Variomix (V)— the pigs were fed semi ad libitum liquid feed in a single feeder; the feeder is filled 5 to 10 times per day (frequency increasing during the trial), feeder is empty just before new refill; the feeder was 0.36 m wide and 0.36 m long, with the front side of the trough 0.15 m high (Verbakel BV, St.Oedenrode, Netherlands). In addition to the water available as described above (including the standard nipple drinker for the Dry feed treatment), the pigs could drink water from a separate drinking bowl. The flow rate of the nipple in this additional drinker could be adjusted to four different levels. Each week the flow rate was changed according to a randomised scheme. A batch of pigs was monitored for 12 weeks and every flow rate was used during one week per block of 4 weeks. The average flow rates were 134, 356, 733 and 1041 ml/min. The flow rates were randomly sampled by collecting water during 1 min with one sample per flow rate per pen per batch.

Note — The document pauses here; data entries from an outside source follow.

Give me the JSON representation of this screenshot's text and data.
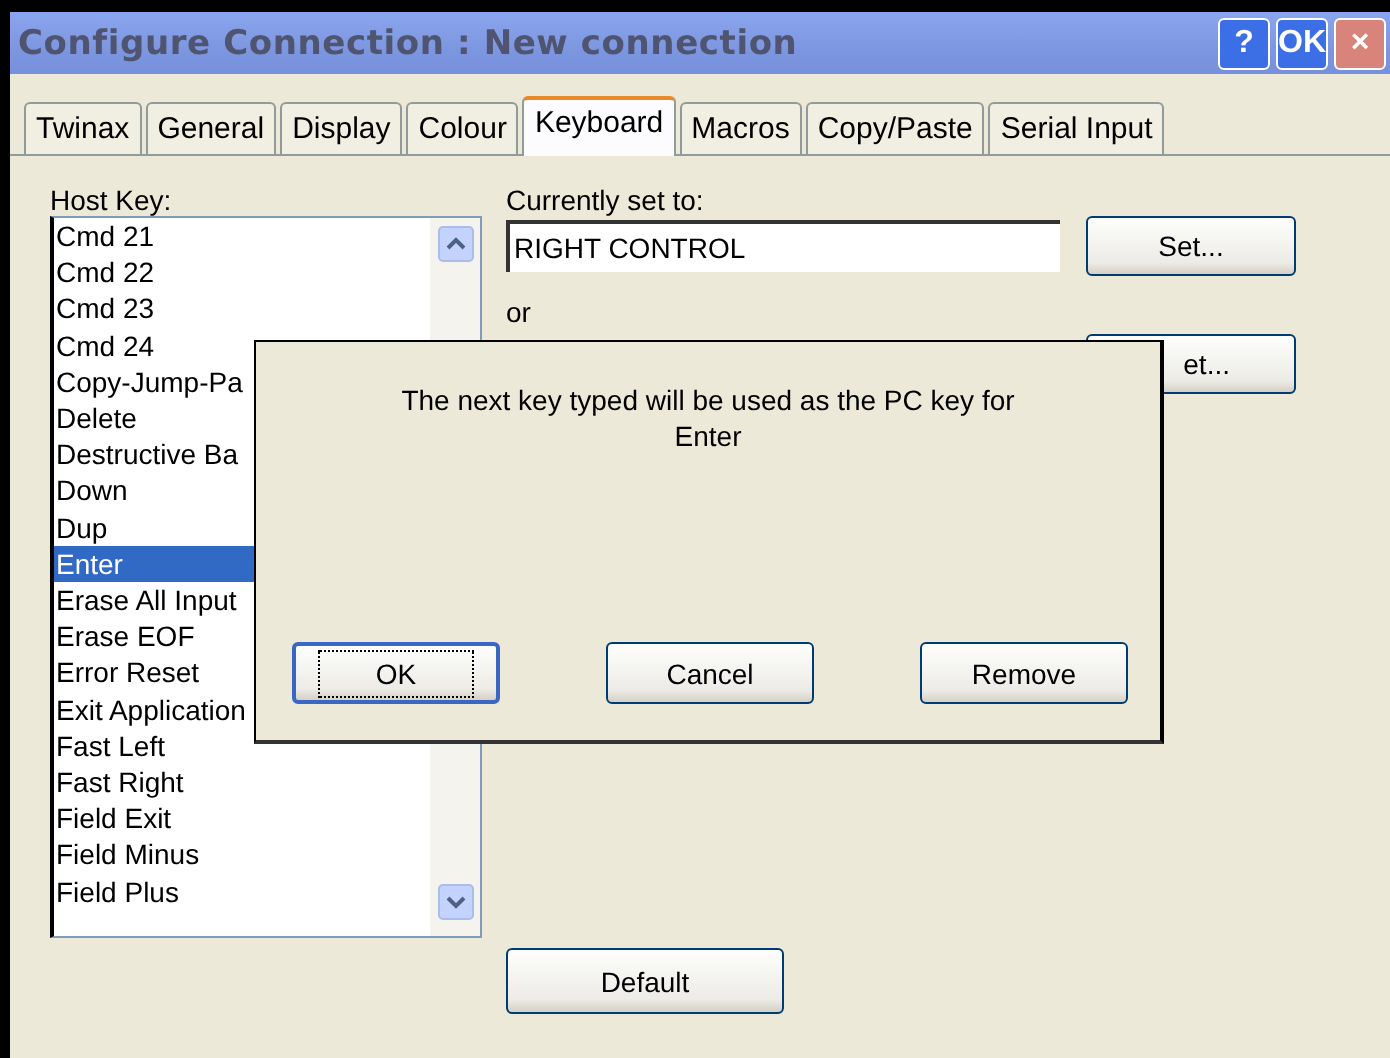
{
  "window": {
    "title": "Configure Connection : New connection",
    "buttons": [
      {
        "kind": "help",
        "label": "?"
      },
      {
        "kind": "ok",
        "label": "OK"
      },
      {
        "kind": "close",
        "label": "×"
      }
    ]
  },
  "tabs": [
    {
      "label": "Twinax",
      "selected": false
    },
    {
      "label": "General",
      "selected": false
    },
    {
      "label": "Display",
      "selected": false
    },
    {
      "label": "Colour",
      "selected": false
    },
    {
      "label": "Keyboard",
      "selected": true
    },
    {
      "label": "Macros",
      "selected": false
    },
    {
      "label": "Copy/Paste",
      "selected": false
    },
    {
      "label": "Serial Input",
      "selected": false
    }
  ],
  "host_key": {
    "label": "Host Key:",
    "items": [
      {
        "label": "Cmd 21",
        "selected": false
      },
      {
        "label": "Cmd 22",
        "selected": false
      },
      {
        "label": "Cmd 23",
        "selected": false
      },
      {
        "label": "Cmd 24",
        "selected": false
      },
      {
        "label": "Copy-Jump-Pa",
        "selected": false
      },
      {
        "label": "Delete",
        "selected": false
      },
      {
        "label": "Destructive Ba",
        "selected": false
      },
      {
        "label": "Down",
        "selected": false
      },
      {
        "label": "Dup",
        "selected": false
      },
      {
        "label": "Enter",
        "selected": true
      },
      {
        "label": "Erase All Input",
        "selected": false
      },
      {
        "label": "Erase EOF",
        "selected": false
      },
      {
        "label": "Error Reset",
        "selected": false
      },
      {
        "label": "Exit Application",
        "selected": false
      },
      {
        "label": "Fast Left",
        "selected": false
      },
      {
        "label": "Fast Right",
        "selected": false
      },
      {
        "label": "Field Exit",
        "selected": false
      },
      {
        "label": "Field Minus",
        "selected": false
      },
      {
        "label": "Field Plus",
        "selected": false
      }
    ]
  },
  "current": {
    "label": "Currently set to:",
    "value": "RIGHT CONTROL",
    "set_button": "Set...",
    "or": "or",
    "second_set_button": "et..."
  },
  "default_button": "Default",
  "dialog": {
    "message": "The next key typed will be used as the PC key for Enter",
    "buttons": [
      {
        "label": "OK",
        "selected": true
      },
      {
        "label": "Cancel",
        "selected": false
      },
      {
        "label": "Remove",
        "selected": false
      }
    ]
  }
}
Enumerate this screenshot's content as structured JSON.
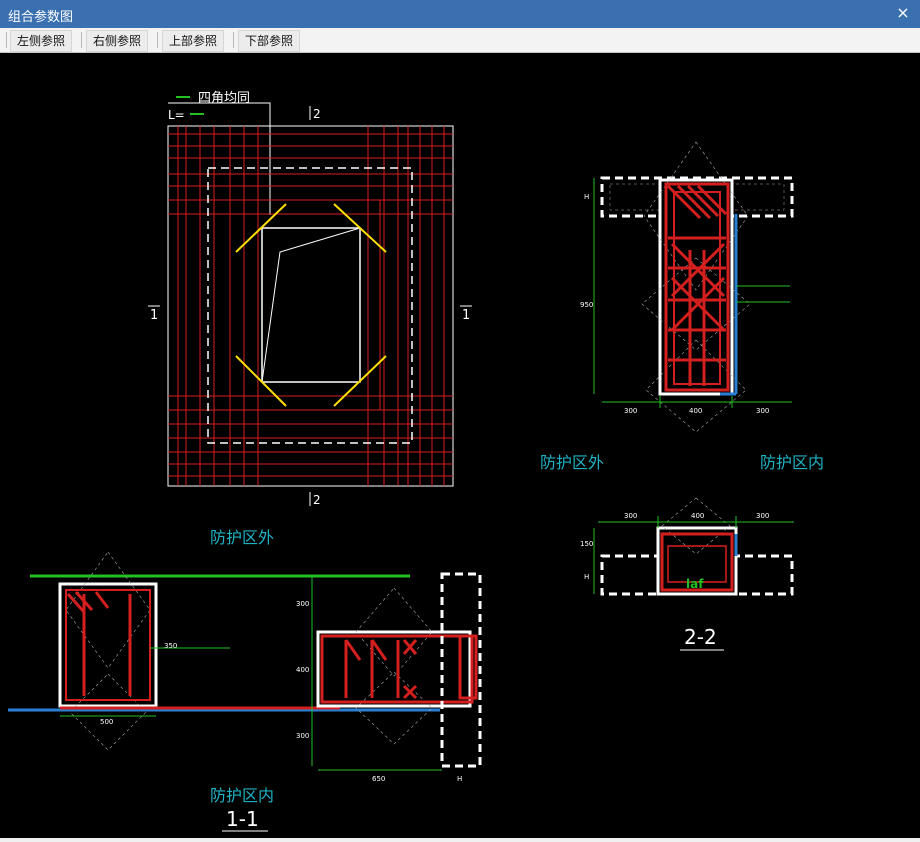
{
  "window": {
    "title": "组合参数图",
    "close_glyph": "×"
  },
  "toolbar": {
    "buttons": [
      {
        "label": "左侧参照"
      },
      {
        "label": "右侧参照"
      },
      {
        "label": "上部参照"
      },
      {
        "label": "下部参照"
      }
    ]
  },
  "drawing": {
    "plan": {
      "legend_text": "四角均同",
      "legend_prefix": "L=",
      "section_mark_top": "2",
      "section_mark_bottom": "2",
      "section_mark_left": "1",
      "section_mark_right": "1"
    },
    "section_2_2": {
      "dim_h": "H",
      "dim_950": "950",
      "dim_left": "300",
      "dim_mid": "400",
      "dim_right": "300",
      "label_outside": "防护区外",
      "label_inside": "防护区内"
    },
    "section_2_2_bottom": {
      "dim_left": "300",
      "dim_mid": "400",
      "dim_right": "300",
      "dim_150": "150",
      "dim_h": "H",
      "laf": "laf",
      "title": "2-2"
    },
    "section_1_1": {
      "label_outside": "防护区外",
      "label_inside": "防护区内",
      "dim_500": "500",
      "dim_350": "350",
      "dim_300_top": "300",
      "dim_400": "400",
      "dim_300_bottom": "300",
      "dim_650": "650",
      "dim_h": "H",
      "title": "1-1"
    }
  },
  "colors": {
    "titlebar": "#3a6fb0",
    "canvas": "#000000",
    "rebar_red": "#d41f1f",
    "concrete_white": "#ffffff",
    "annotation_green": "#22c022",
    "highlight_yellow": "#ffe000",
    "line_blue": "#2a7fd4",
    "label_cyan": "#1fb2c4"
  }
}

2.5. Water measuring system The water disappearance was measured at each of the 30 drinking points: 24 additional drinking bowls and 6 standard nipple drinkers in the feeders of the dry feed treatments. Each drinking point had a little 3 l container suspended on the wall 2 m above the slatted floor. This container had an own valve, which was controlled by a process computer (Fancom F92, Fancom BV, Panningen, Netherlands). Two sensors in the container measured the minimal and the maximal water level, switching the valve on and off. Only one of the 30 valves could be open at a time. Every filling pulse was registered by the central process computer and accounted for 3.0 l. The number of litre per hour per valve was recorded and transferred to a PC. The hourly figures were used to describe 24 h disappearance patterns. Per day the total water disappearance of a pen was calculated. The day of the change of flow rate and the day after (adaptation) were excluded, so five days per week

Fig. 4. Water disappearance pattern over 24 h per batch and per treatment (error bars = SEM).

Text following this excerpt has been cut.